In situ methods are valuable in all fields of research. In toxicology, the importance of dose is well known, elevating the need for in situ techniques to measure levels of toxicants and their byproducts in precise anatomically identifiable locations. More recently, additional emphasis has been placed on the value of techniques which can detect chemical form or speciation, which is equally important in the toxicology of a chemical compound. Many important but conventional methods risk losing valuable information due to extractions, digestions, or the general reliance on mobile phases. Few analytical tools possess the power and diversity of X-ray methods as in-situ methods. Here we present an overview, intended for toxicologists and pathologists, of a variety of synchrotron X-ray methods for determining in situ chemical form and distribution of heavier elements. The versatility and range of these synchrotron techniques, which are both established and emerging, is demonstrated in the context of the study of neurotoxicology of mercury, a global pollutant with the ability to harm both human health and the environment.

Synchrotron science for sustainability: life cycle of metals in the environment

The movement of metals through the environment links together a wide range of scientific fields: from earth sciences and geology as weathering releases minerals; to environmental sciences as metals are mobilized and transformed, cycling through soil and water; to biology as living things take up metals from their surroundings. Studies of these fundamental processes all require quantitative analysis of metal concentrations, locations, and chemical states. Synchrotron X-ray tools can address these requirements with high sensitivity, high spatial resolution, and minimal sample preparation. This perspective describes the state of fundamental scientific questions in the lifecycle of metals, from rocks to ecosystems, from soils to plants, and from environment to animals. Key X-ray capabilities and facility infrastructure for future synchrotron-based analytical resources serving these areas are summarized, and potential opportunities for future experiments are explored.

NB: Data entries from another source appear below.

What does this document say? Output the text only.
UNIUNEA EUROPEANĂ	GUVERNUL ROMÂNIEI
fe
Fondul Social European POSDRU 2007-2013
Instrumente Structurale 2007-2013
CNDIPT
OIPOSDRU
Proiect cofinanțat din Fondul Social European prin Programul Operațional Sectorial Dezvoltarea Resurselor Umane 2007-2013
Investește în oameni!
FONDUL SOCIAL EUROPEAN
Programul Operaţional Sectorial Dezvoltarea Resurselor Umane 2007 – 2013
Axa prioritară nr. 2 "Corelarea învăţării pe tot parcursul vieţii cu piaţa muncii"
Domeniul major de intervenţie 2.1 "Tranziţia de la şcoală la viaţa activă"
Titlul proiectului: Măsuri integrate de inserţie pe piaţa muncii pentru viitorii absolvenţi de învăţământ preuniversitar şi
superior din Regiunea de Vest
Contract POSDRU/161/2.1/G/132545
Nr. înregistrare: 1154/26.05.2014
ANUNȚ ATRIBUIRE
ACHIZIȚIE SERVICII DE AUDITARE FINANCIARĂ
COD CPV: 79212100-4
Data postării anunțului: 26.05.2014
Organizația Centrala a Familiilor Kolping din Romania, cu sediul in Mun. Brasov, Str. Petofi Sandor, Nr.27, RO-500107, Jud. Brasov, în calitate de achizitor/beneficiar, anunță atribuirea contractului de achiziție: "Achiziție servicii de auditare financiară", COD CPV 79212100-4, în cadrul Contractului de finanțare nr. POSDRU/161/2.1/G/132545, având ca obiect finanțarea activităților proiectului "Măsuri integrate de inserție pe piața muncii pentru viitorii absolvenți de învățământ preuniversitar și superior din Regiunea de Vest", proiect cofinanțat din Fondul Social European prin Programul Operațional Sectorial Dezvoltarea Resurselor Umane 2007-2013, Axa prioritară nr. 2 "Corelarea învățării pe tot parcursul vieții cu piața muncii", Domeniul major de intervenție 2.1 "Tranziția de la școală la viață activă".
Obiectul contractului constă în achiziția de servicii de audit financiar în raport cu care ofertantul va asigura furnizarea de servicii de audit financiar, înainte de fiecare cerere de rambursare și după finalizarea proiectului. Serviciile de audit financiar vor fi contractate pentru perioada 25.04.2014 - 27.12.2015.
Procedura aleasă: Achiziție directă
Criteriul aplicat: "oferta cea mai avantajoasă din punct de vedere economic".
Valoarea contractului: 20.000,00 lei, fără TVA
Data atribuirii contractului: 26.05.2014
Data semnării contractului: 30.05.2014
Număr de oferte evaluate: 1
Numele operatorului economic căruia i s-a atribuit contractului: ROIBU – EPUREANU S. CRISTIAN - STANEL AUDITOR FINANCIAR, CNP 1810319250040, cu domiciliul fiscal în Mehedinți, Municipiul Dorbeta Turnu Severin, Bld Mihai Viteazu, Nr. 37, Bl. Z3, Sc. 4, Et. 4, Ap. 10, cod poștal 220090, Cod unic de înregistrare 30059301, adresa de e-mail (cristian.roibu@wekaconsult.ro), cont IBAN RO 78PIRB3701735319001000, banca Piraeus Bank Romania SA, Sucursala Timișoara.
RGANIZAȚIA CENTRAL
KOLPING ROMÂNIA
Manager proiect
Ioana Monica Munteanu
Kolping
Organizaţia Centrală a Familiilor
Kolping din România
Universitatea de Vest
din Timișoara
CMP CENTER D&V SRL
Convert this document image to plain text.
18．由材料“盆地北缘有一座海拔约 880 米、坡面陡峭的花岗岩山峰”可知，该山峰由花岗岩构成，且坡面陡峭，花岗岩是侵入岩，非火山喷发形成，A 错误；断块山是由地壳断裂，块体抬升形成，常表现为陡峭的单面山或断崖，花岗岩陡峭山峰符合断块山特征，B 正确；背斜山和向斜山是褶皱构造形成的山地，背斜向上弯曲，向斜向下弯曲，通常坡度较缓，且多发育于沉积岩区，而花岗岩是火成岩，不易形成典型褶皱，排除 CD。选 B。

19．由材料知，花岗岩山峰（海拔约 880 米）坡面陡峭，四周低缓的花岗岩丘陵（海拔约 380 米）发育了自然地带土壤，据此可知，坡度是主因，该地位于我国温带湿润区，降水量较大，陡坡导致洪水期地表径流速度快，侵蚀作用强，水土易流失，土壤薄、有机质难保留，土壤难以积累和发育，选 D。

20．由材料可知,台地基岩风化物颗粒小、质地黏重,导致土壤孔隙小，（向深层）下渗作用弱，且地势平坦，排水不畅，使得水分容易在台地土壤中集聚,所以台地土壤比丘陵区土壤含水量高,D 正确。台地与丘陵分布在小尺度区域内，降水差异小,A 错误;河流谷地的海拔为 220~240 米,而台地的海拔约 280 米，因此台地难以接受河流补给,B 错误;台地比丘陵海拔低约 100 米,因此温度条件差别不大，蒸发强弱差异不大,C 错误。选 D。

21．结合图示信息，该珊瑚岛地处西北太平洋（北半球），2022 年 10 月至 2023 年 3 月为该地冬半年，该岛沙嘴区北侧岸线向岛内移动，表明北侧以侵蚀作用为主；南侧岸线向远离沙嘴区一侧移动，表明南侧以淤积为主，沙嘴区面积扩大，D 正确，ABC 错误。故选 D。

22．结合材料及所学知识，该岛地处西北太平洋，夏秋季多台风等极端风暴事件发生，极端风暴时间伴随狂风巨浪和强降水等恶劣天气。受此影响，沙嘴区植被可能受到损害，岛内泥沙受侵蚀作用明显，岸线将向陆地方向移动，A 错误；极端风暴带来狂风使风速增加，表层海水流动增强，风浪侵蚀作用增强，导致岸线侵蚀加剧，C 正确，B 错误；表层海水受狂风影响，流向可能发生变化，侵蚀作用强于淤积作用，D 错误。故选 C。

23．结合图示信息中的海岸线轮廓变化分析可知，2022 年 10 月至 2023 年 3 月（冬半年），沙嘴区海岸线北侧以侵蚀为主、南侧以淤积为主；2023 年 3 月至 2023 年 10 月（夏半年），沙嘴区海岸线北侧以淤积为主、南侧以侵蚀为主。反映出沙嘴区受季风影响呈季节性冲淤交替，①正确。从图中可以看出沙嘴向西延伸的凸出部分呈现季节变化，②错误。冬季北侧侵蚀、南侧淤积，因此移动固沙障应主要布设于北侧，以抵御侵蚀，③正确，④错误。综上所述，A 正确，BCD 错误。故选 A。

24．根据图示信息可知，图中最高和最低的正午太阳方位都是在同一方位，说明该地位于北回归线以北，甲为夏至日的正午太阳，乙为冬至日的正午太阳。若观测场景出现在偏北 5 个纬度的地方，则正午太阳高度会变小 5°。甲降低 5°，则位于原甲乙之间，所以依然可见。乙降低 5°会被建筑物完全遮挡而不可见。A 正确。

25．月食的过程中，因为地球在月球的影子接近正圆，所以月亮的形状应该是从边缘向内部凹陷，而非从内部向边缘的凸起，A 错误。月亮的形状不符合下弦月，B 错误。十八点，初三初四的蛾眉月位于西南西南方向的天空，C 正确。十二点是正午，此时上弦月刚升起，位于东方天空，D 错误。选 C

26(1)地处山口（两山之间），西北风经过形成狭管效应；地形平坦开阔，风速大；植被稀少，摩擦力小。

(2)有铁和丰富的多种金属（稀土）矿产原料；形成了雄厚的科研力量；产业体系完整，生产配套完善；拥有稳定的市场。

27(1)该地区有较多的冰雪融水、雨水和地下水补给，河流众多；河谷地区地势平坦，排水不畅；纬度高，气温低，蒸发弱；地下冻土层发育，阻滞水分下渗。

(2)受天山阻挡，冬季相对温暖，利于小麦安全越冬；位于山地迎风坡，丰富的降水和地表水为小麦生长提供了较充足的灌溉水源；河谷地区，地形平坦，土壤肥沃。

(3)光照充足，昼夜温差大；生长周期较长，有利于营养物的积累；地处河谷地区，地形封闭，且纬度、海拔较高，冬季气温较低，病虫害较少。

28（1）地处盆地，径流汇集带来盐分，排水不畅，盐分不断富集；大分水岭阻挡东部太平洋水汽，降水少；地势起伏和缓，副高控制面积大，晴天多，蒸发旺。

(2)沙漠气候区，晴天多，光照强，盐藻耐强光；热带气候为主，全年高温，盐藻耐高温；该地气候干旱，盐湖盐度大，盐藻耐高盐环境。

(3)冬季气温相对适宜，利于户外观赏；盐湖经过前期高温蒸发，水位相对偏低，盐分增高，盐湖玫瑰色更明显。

Molecular Fates of Organometallic Mercury in Human Brain

Mercury is ubiquitous in the environment, with rising levels due to pollution and climate change being a current global concern. Many mercury compounds are notorious for their toxicity, with the potential of organometallic mercury compounds for devastating effects on the structures and functions of the central nervous system being of particular concern. Chronic exposure of human populations to low levels of methylmercury compounds occurs through consumption of fish and other seafood, although the health consequences, if any, from this exposure remain controversial. We have used high energy resolution fluorescence detected X-ray absorption spectroscopy to determine the speciation of mercury and selenium in human brain tissue. We show that the molecular fate of mercury differs dramatically between individuals who suffered acute organometallic mercury exposure (poisoning) and individuals with chronic low-level exposure from a diet rich in marine fish. For long-term low-level methylmercury exposure from fish consumption, mercury speciation in brain tissue shows methylmercury coordinated to an aliphatic thiolate, resembling the coordination environment observed in marine fish. In marked contrast, for short-term high-level exposure, we observe the presence of biologically less available mercuric selenide deposits, confirmed by X-ray fluorescence imaging, as well as mercury(II)-bis-thiolate complexes, which may be signatures of severe poisoning in humans. These differences between low-level and high-level exposures challenge the relevance of studies involving acute exposure as a proxy for low-level chronic exposure.